O tormento do Rio
Rio não consegue encurtar o caminho do acordo. O ministro
Luiz Fux disse que faltava “juridicidade”, não concedeu a liminar ao Rio nem a
negou. Repetiu a fórmula usada na crise da dívida dos estados e agora os
governos federal e do Rio têm 30 dias para aprovar os termos do acordo no
legislativo. Difícil. De um lado, o Congresso terá que mudar, nesse tempo, a
Lei de Responsabilidade Fiscal; de outro, a Assembleia do Rio terá que aprovar
projetos polêmicos.
Nada é simples, nada se resolve em 30 dias. O governador
Luiz Fernando Pezão estava tentando conseguir no STF uma antecipação de parte
do acordo para que ele pudesse levantar um empréstimo e assim acertar as contas
com os funcionários. O Rio deve aos servidores parcelas atrasadas dos salários.
O empréstimo total para pôr a folha em dia seria de R$ 3,5 bilhões, segundo me
confirmou ontem o governador.
Esse é um objetivo mais do que meritório, mas o problema é
que o Rio não pode tomar mais empréstimos porque estourou o limite da Lei de
Responsabilidade Fiscal. Por isso, a Procuradoria-Geral da República ficou
contra e falou em “heterodoxia”. O TCU, a AGU, o Tesouro também discordaram. O
Banco do Brasil e a Caixa, que emprestariam os recursos, disseram que têm medo
de não receber de volta. O Ministério da Fazenda acha que o Rio está querendo
antecipar apenas o bônus do acordo com o Tesouro e não as contrapartidas. Pezão
discorda dessa avaliação.
— Estou colocando as ações da Cedae como garantia do
empréstimo e vamos privatizar a companhia. Vamos para o voto. O Tesouro não
corre riscos — disse o governador ontem no meio do dia. De tarde, a Alerj adiou
mais uma vez a votação do projeto de privatização da companhia.
A situação do Rio é dramática, mas a solução que se busca é
uma engenharia de difícil realização. Será preciso aprovar no Congresso a
flexibilização da Lei de Responsabilidade Fiscal para os casos de estados em
colapso financeiro, uma espécie de lei de falência para os entes federados.
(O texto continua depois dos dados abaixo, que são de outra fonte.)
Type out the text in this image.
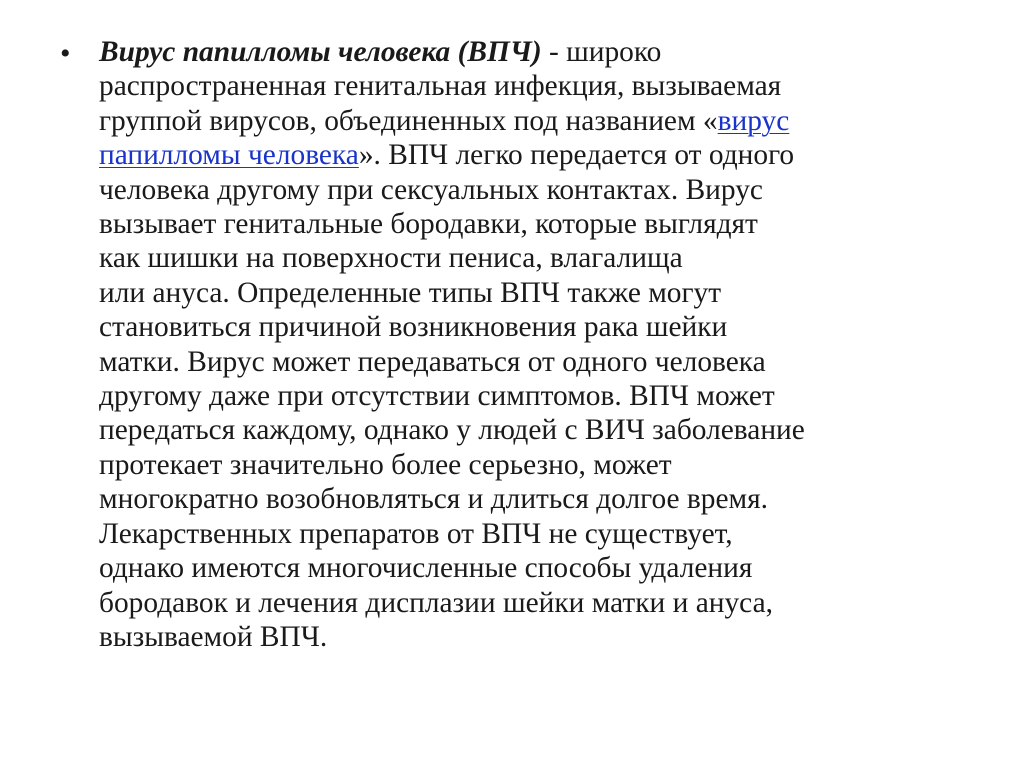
• Вирус папилломы человека (ВПЧ) - широко
распространенная генитальная инфекция, вызываемая
группой вирусов, объединенных под названием «вирус
папилломы человека». ВПЧ легко передается от одного
человека другому при сексуальных контактах. Вирус
вызывает генитальные бородавки, которые выглядят
как шишки на поверхности пениса, влагалища
или ануса. Определенные типы ВПЧ также могут
становиться причиной возникновения рака шейки
матки. Вирус может передаваться от одного человека
другому даже при отсутствии симптомов. ВПЧ может
передаться каждому, однако у людей с ВИЧ заболевание
протекает значительно более серьезно, может
многократно возобновляться и длиться долгое время.
Лекарственных препаратов от ВПЧ не существует,
однако имеются многочисленные способы удаления
бородавок и лечения дисплазии шейки матки и ануса,
вызываемой ВПЧ.
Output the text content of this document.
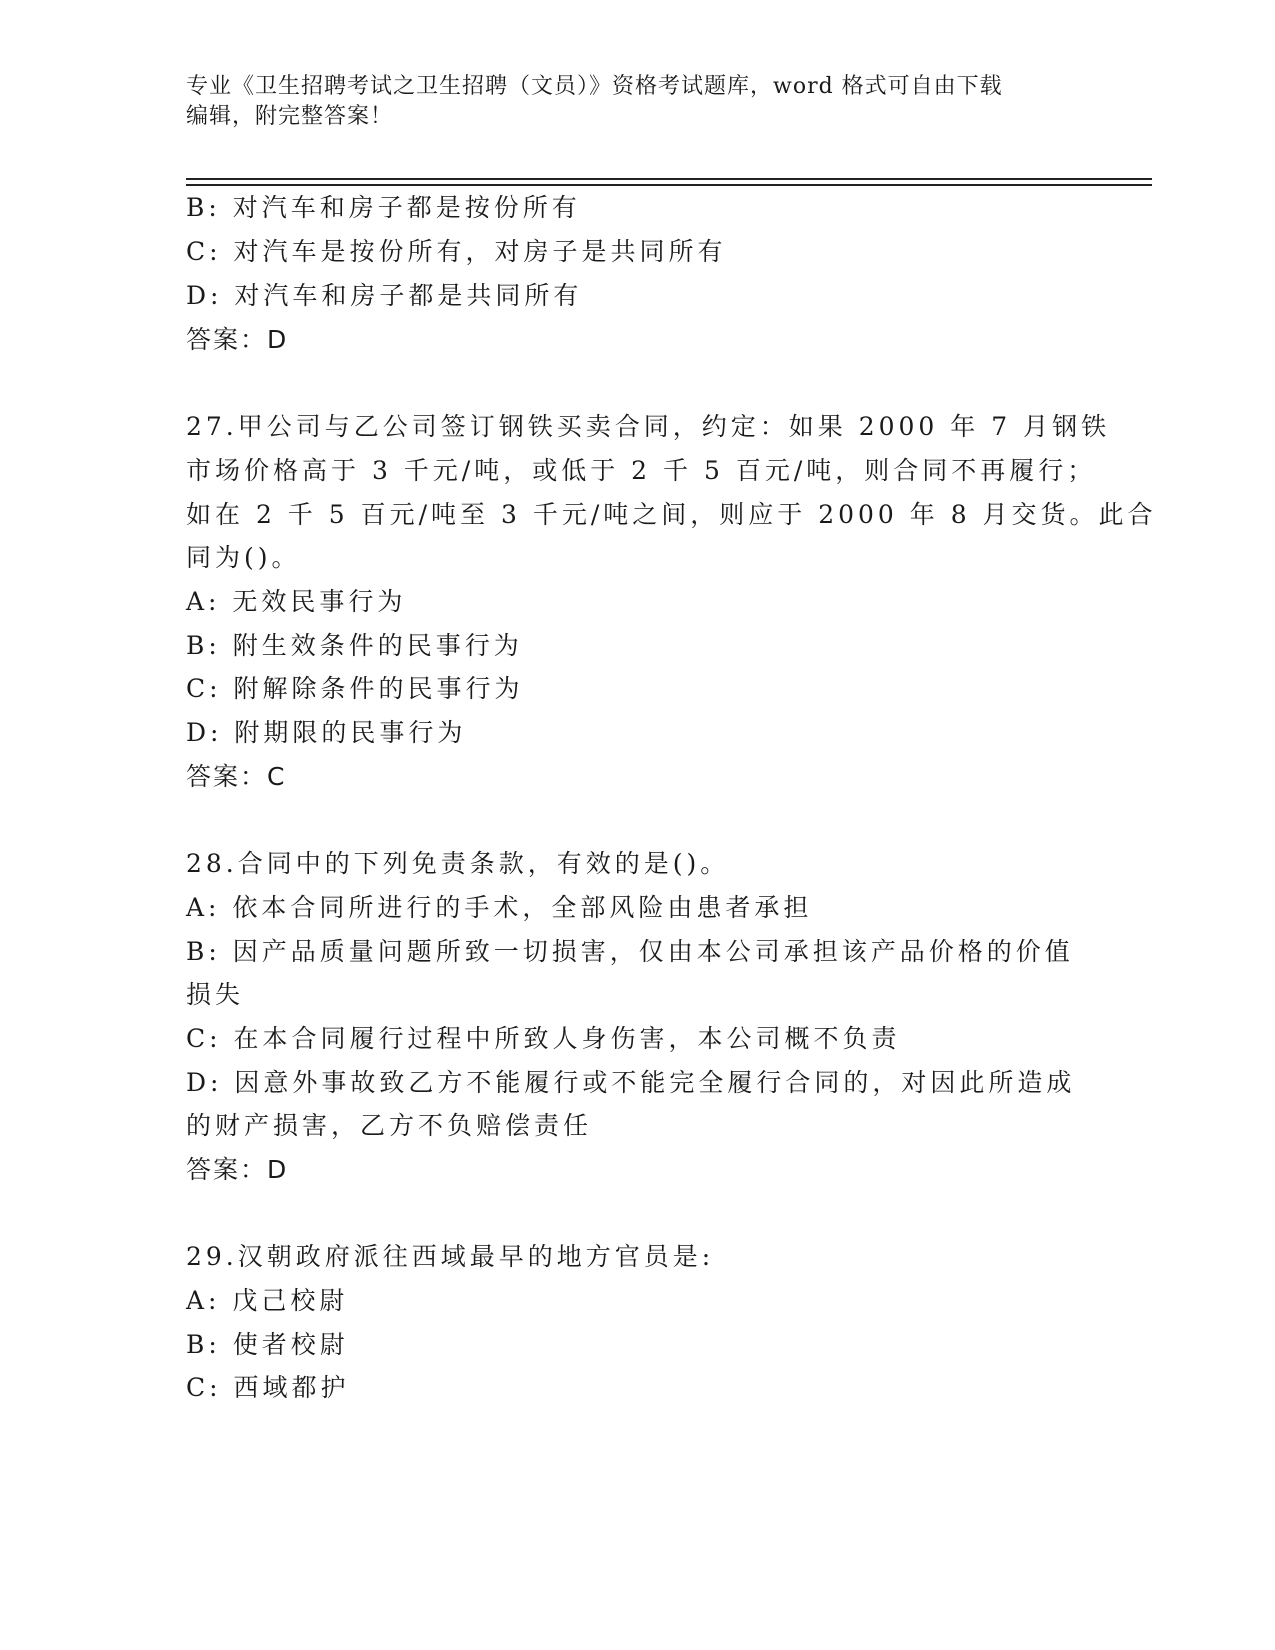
专业《卫生招聘考试之卫生招聘（文员）》资格考试题库，word 格式可自由下载
编辑，附完整答案！
B: 对汽车和房子都是按份所有
C: 对汽车是按份所有，对房子是共同所有
D: 对汽车和房子都是共同所有
答案：D
27.甲公司与乙公司签订钢铁买卖合同，约定：如果 2000 年 7 月钢铁
市场价格高于 3 千元/吨，或低于 2 千 5 百元/吨，则合同不再履行；
如在 2 千 5 百元/吨至 3 千元/吨之间，则应于 2000 年 8 月交货。此合
同为()。
A: 无效民事行为
B: 附生效条件的民事行为
C: 附解除条件的民事行为
D: 附期限的民事行为
答案：C
28.合同中的下列免责条款，有效的是()。
A: 依本合同所进行的手术，全部风险由患者承担
B: 因产品质量问题所致一切损害，仅由本公司承担该产品价格的价值
损失
C: 在本合同履行过程中所致人身伤害，本公司概不负责
D: 因意外事故致乙方不能履行或不能完全履行合同的，对因此所造成
的财产损害，乙方不负赔偿责任
答案：D
29.汉朝政府派往西域最早的地方官员是:
A: 戊己校尉
B: 使者校尉
C: 西域都护
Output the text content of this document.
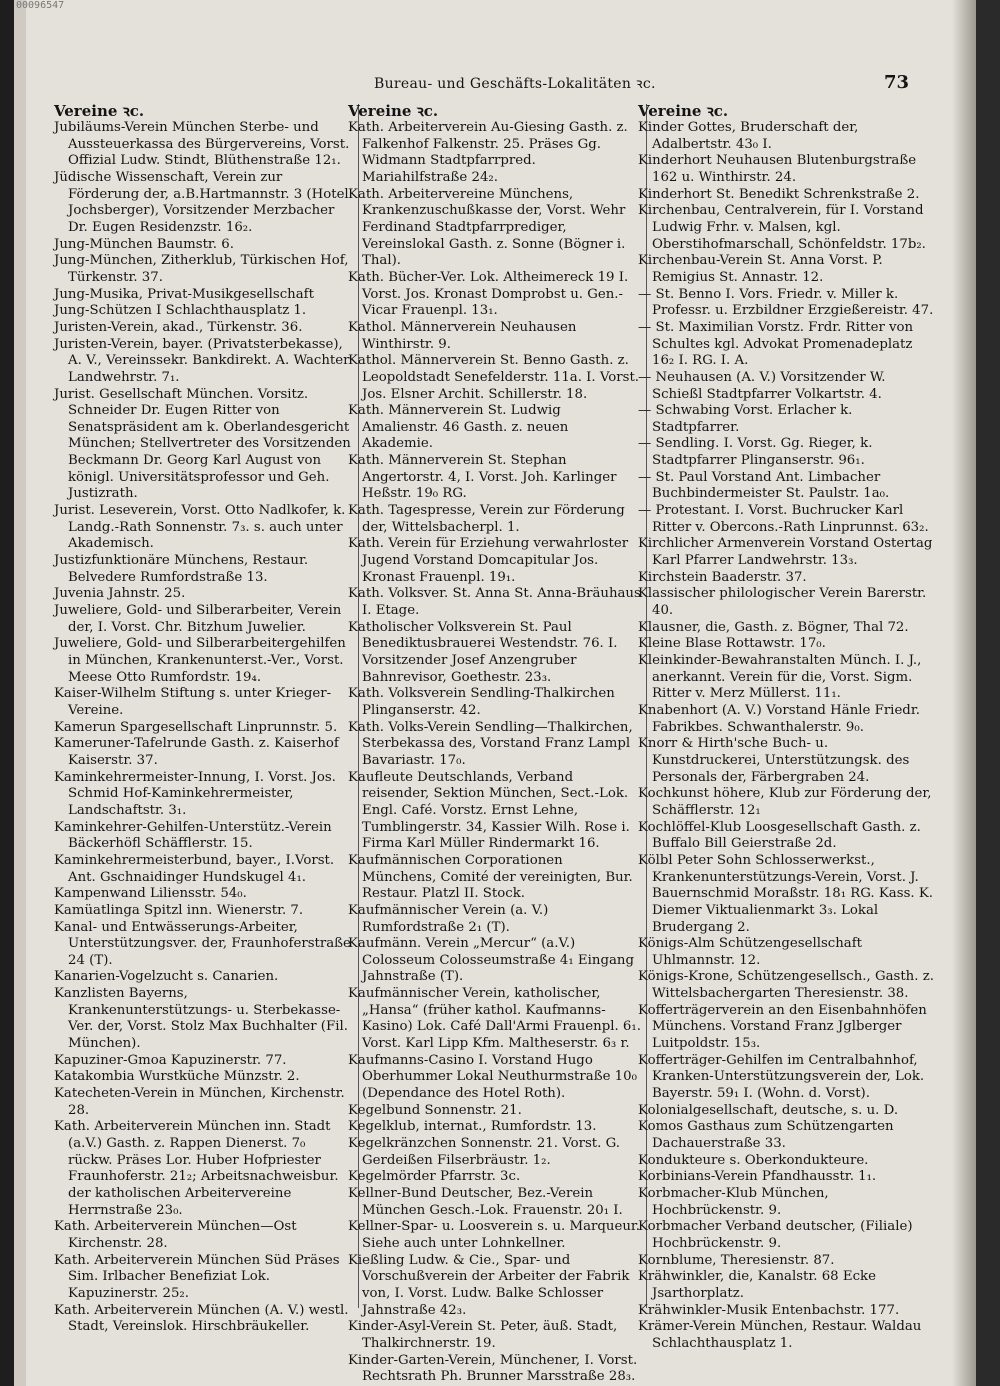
00096547
Bureau- und Geschäfts-Lokalitäten ꝛc.	73
Vereine ꝛc.
Jubiläums-Verein München Sterbe- und Aussteuerkassa des Bürgervereins, Vorst. Offizial Ludw. Stindt, Blüthenstraße 12₁.
Jüdische Wissenschaft, Verein zur Förderung der, a.B.Hartmannstr. 3 (Hotel Jochsberger), Vorsitzender Merzbacher Dr. Eugen Residenzstr. 16₂.
Jung-München Baumstr. 6.
Jung-München, Zitherklub, Türkischen Hof, Türkenstr. 37.
Jung-Musika, Privat-Musikgesellschaft
Jung-Schützen I Schlachthausplatz 1.
Juristen-Verein, akad., Türkenstr. 36.
Juristen-Verein, bayer. (Privatsterbekasse), A. V., Vereinssekr. Bankdirekt. A. Wachter Landwehrstr. 7₁.
Jurist. Gesellschaft München. Vorsitz. Schneider Dr. Eugen Ritter von Senatspräsident am k. Oberlandesgericht München; Stellvertreter des Vorsitzenden Beckmann Dr. Georg Karl August von königl. Universitätsprofessor und Geh. Justizrath.
Jurist. Leseverein, Vorst. Otto Nadlkofer, k. Landg.-Rath Sonnenstr. 7₃. s. auch unter Akademisch.
Justizfunktionäre Münchens, Restaur. Belvedere Rumfordstraße 13.
Juvenia Jahnstr. 25.
Juweliere, Gold- und Silberarbeiter, Verein der, I. Vorst. Chr. Bitzhum Juwelier.
Juweliere, Gold- und Silberarbeitergehilfen in München, Krankenunterst.-Ver., Vorst. Meese Otto Rumfordstr. 19₄.
Kaiser-Wilhelm Stiftung s. unter Krieger-Vereine.
Kamerun Spargesellschaft Linprunnstr. 5.
Kameruner-Tafelrunde Gasth. z. Kaiserhof Kaiserstr. 37.
Kaminkehrermeister-Innung, I. Vorst. Jos. Schmid Hof-Kaminkehrermeister, Landschaftstr. 3₁.
Kaminkehrer-Gehilfen-Unterstütz.-Verein Bäckerhöfl Schäfflerstr. 15.
Kaminkehrermeisterbund, bayer., I.Vorst. Ant. Gschnaidinger Hundskugel 4₁.
Kampenwand Liliensstr. 54₀.
Kamüatlinga Spitzl inn. Wienerstr. 7.
Kanal- und Entwässerungs-Arbeiter, Unterstützungsver. der, Fraunhoferstraße 24 (T).
Kanarien-Vogelzucht s. Canarien.
Kanzlisten Bayerns, Krankenunterstützungs- u. Sterbekasse-Ver. der, Vorst. Stolz Max Buchhalter (Fil. München).
Kapuziner-Gmoa Kapuzinerstr. 77.
Katakombia Wurstküche Münzstr. 2.
Katecheten-Verein in München, Kirchenstr. 28.
Kath. Arbeiterverein München inn. Stadt (a.V.) Gasth. z. Rappen Dienerst. 7₀ rückw. Präses Lor. Huber Hofpriester Fraunhoferstr. 21₂; Arbeitsnachweisbur. der katholischen Arbeitervereine Herrnstraße 23₀.
Kath. Arbeiterverein München—Ost Kirchenstr. 28.
Kath. Arbeiterverein München Süd Präses Sim. Irlbacher Benefiziat Lok. Kapuzinerstr. 25₂.
Kath. Arbeiterverein München (A. V.) westl. Stadt, Vereinslok. Hirschbräukeller.
Vereine ꝛc.
Kath. Arbeiterverein Au-Giesing Gasth. z. Falkenhof Falkenstr. 25. Präses Gg. Widmann Stadtpfarrpred. Mariahilfstraße 24₂.
Kath. Arbeitervereine Münchens, Krankenzuschußkasse der, Vorst. Wehr Ferdinand Stadtpfarrprediger, Vereinslokal Gasth. z. Sonne (Bögner i. Thal).
Kath. Bücher-Ver. Lok. Altheimereck 19 I. Vorst. Jos. Kronast Domprobst u. Gen.-Vicar Frauenpl. 13₁.
Kathol. Männerverein Neuhausen Winthirstr. 9.
Kathol. Männerverein St. Benno Gasth. z. Leopoldstadt Senefelderstr. 11a. I. Vorst. Jos. Elsner Archit. Schillerstr. 18.
Kath. Männerverein St. Ludwig Amalienstr. 46 Gasth. z. neuen Akademie.
Kath. Männerverein St. Stephan Angertorstr. 4, I. Vorst. Joh. Karlinger Heßstr. 19₀ RG.
Kath. Tagespresse, Verein zur Förderung der, Wittelsbacherpl. 1.
Kath. Verein für Erziehung verwahrloster Jugend Vorstand Domcapitular Jos. Kronast Frauenpl. 19₁.
Kath. Volksver. St. Anna St. Anna-Bräuhaus I. Etage.
Katholischer Volksverein St. Paul Benediktusbrauerei Westendstr. 76. I. Vorsitzender Josef Anzengruber Bahnrevisor, Goethestr. 23₃.
Kath. Volksverein Sendling-Thalkirchen Plinganserstr. 42.
Kath. Volks-Verein Sendling—Thalkirchen, Sterbekassa des, Vorstand Franz Lampl Bavariastr. 17₀.
Kaufleute Deutschlands, Verband reisender, Sektion München, Sect.-Lok. Engl. Café. Vorstz. Ernst Lehne, Tumblingerstr. 34, Kassier Wilh. Rose i. Firma Karl Müller Rindermarkt 16.
Kaufmännischen Corporationen Münchens, Comité der vereinigten, Bur. Restaur. Platzl II. Stock.
Kaufmännischer Verein (a. V.) Rumfordstraße 2₁ (T).
Kaufmänn. Verein „Mercur“ (a.V.) Colosseum Colosseumstraße 4₁ Eingang Jahnstraße (T).
Kaufmännischer Verein, katholischer, „Hansa“ (früher kathol. Kaufmanns-Kasino) Lok. Café Dall'Armi Frauenpl. 6₁. Vorst. Karl Lipp Kfm. Maltheserstr. 6₃ r.
Kaufmanns-Casino I. Vorstand Hugo Oberhummer Lokal Neuthurmstraße 10₀ (Dependance des Hotel Roth).
Kegelbund Sonnenstr. 21.
Kegelklub, internat., Rumfordstr. 13.
Kegelkränzchen Sonnenstr. 21. Vorst. G. Gerdeißen Filserbräustr. 1₂.
Kegelmörder Pfarrstr. 3c.
Kellner-Bund Deutscher, Bez.-Verein München Gesch.-Lok. Frauenstr. 20₁ I.
Kellner-Spar- u. Loosverein s. u. Marqueur. Siehe auch unter Lohnkellner.
Kießling Ludw. & Cie., Spar- und Vorschußverein der Arbeiter der Fabrik von, I. Vorst. Ludw. Balke Schlosser Jahnstraße 42₃.
Kinder-Asyl-Verein St. Peter, äuß. Stadt, Thalkirchnerstr. 19.
Kinder-Garten-Verein, Münchener, I. Vorst. Rechtsrath Ph. Brunner Marsstraße 28₃.
Vereine ꝛc.
Kinder Gottes, Bruderschaft der, Adalbertstr. 43₀ I.
Kinderhort Neuhausen Blutenburgstraße 162 u. Winthirstr. 24.
Kinderhort St. Benedikt Schrenkstraße 2.
Kirchenbau, Centralverein, für I. Vorstand Ludwig Frhr. v. Malsen, kgl. Oberstihofmarschall, Schönfeldstr. 17b₂.
Kirchenbau-Verein St. Anna Vorst. P. Remigius St. Annastr. 12.
— St. Benno I. Vors. Friedr. v. Miller k. Professr. u. Erzbildner Erzgießereistr. 47.
— St. Maximilian Vorstz. Frdr. Ritter von Schultes kgl. Advokat Promenadeplatz 16₂ I. RG. I. A.
— Neuhausen (A. V.) Vorsitzender W. Schießl Stadtpfarrer Volkartstr. 4.
— Schwabing Vorst. Erlacher k. Stadtpfarrer.
— Sendling. I. Vorst. Gg. Rieger, k. Stadtpfarrer Plinganserstr. 96₁.
— St. Paul Vorstand Ant. Limbacher Buchbindermeister St. Paulstr. 1a₀.
— Protestant. I. Vorst. Buchrucker Karl Ritter v. Obercons.-Rath Linprunnst. 63₂.
Kirchlicher Armenverein Vorstand Ostertag Karl Pfarrer Landwehrstr. 13₃.
Kirchstein Baaderstr. 37.
Klassischer philologischer Verein Barerstr. 40.
Klausner, die, Gasth. z. Bögner, Thal 72.
Kleine Blase Rottawstr. 17₀.
Kleinkinder-Bewahranstalten Münch. I. J., anerkannt. Verein für die, Vorst. Sigm. Ritter v. Merz Müllerst. 11₁.
Knabenhort (A. V.) Vorstand Hänle Friedr. Fabrikbes. Schwanthalerstr. 9₀.
Knorr & Hirth'sche Buch- u. Kunstdruckerei, Unterstützungsk. des Personals der, Färbergraben 24.
Kochkunst höhere, Klub zur Förderung der, Schäfflerstr. 12₁
Kochlöffel-Klub Loosgesellschaft Gasth. z. Buffalo Bill Geierstraße 2d.
Kölbl Peter Sohn Schlosserwerkst., Krankenunterstützungs-Verein, Vorst. J. Bauernschmid Moraßstr. 18₁ RG. Kass. K. Diemer Viktualienmarkt 3₃. Lokal Brudergang 2.
Königs-Alm Schützengesellschaft Uhlmannstr. 12.
Königs-Krone, Schützengesellsch., Gasth. z. Wittelsbachergarten Theresienstr. 38.
Kofferträgerverein an den Eisenbahnhöfen Münchens. Vorstand Franz Jglberger Luitpoldstr. 15₃.
Kofferträger-Gehilfen im Centralbahnhof, Kranken-Unterstützungsverein der, Lok. Bayerstr. 59₁ I. (Wohn. d. Vorst).
Kolonialgesellschaft, deutsche, s. u. D.
Komos Gasthaus zum Schützengarten Dachauerstraße 33.
Kondukteure s. Oberkondukteure.
Korbinians-Verein Pfandhausstr. 1₁.
Korbmacher-Klub München, Hochbrückenstr. 9.
Korbmacher Verband deutscher, (Filiale) Hochbrückenstr. 9.
Kornblume, Theresienstr. 87.
Krähwinkler, die, Kanalstr. 68 Ecke Jsarthorplatz.
Krähwinkler-Musik Entenbachstr. 177.
Krämer-Verein München, Restaur. Waldau Schlachthausplatz 1.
Nesse regime especial, o estado tem que cumprir uma série de compromissos,
passa a ser monitorado — da mesma forma que os países endividados são
fiscalizados pelo FMI —, mas tem como vantagem a suspensão temporária do
pagamento das dívidas e pode pegar novos créditos.
O governador Pezão acha que os bancos que emprestarem não
correm risco porque ele estará dando uma garantia real: as ações da Cedae. A
ideia dele é, depois de privatizado, quitar o empréstimo.
Entre as várias medidas que o governo do Rio tenta aprovar
está a polêmica cota extra de contribuição do funcionário para a previdência.
Além de aumentar de 11% para 14% o que o servidor recolhe, haverá mais uma taxa
de 8% sobre o salário durante três anos. Prorrogáveis por mais três. Isso
significa na prática dobrar a contribuição atual do servidor do Rio. Na
primeira vez, essa proposta de cota extra foi rejeitada. Ela volta agora um
pouco menor, mas ainda muito pesada.
A privatização da Cedae tem a oposição feroz apenas de
movimentos corporativos, mas, como se viu nas últimas manifestações, bem
belicosos. Há uma série de outras medidas bem controversas e que terão
dificuldade de passar. Ao todo, o governo terá que cortar R$ 9 bilhões e elevar
impostos para ter mais R$ 1,2 bi de receita. Deixará de pagar, no período do
acordo, R$ 6,2 bilhões de dívidas. O governo do Rio quer colocar logo os
salários em dia, principalmente dos PMs, porque teme um movimento como o do
Espírito Santo.
Por isso é que entrou com a “Ação Civil Originária” pedindo
a antecipação da vigência dessa possibilidade de suspender os pagamentos da
dívida ao governo federal e contrair um novo empréstimo junto ao Banco do
Brasil para pagar os funcionários.
O Rio vive um tormento que parece interminável. Não é o
único, é apenas o primeiro a pedir esse socorro. Ele só pode ser dado se o
governo estadual se dispuser a organizar as contas para que ao fim do período
de reestruturação, em três anos, seja possível voltar à normalidade. O que
aconteceu ontem foi que o Rio tentou encurtar o caminho pedindo ao STF uma
liminar, e tudo o que o ministro Luiz Fux fez foi dar um prazo, quase
inexequível, para aprovar uma nova lei no Congresso e todo o ajuste na Alerj.
Ainda não há luz no fim desse túnel.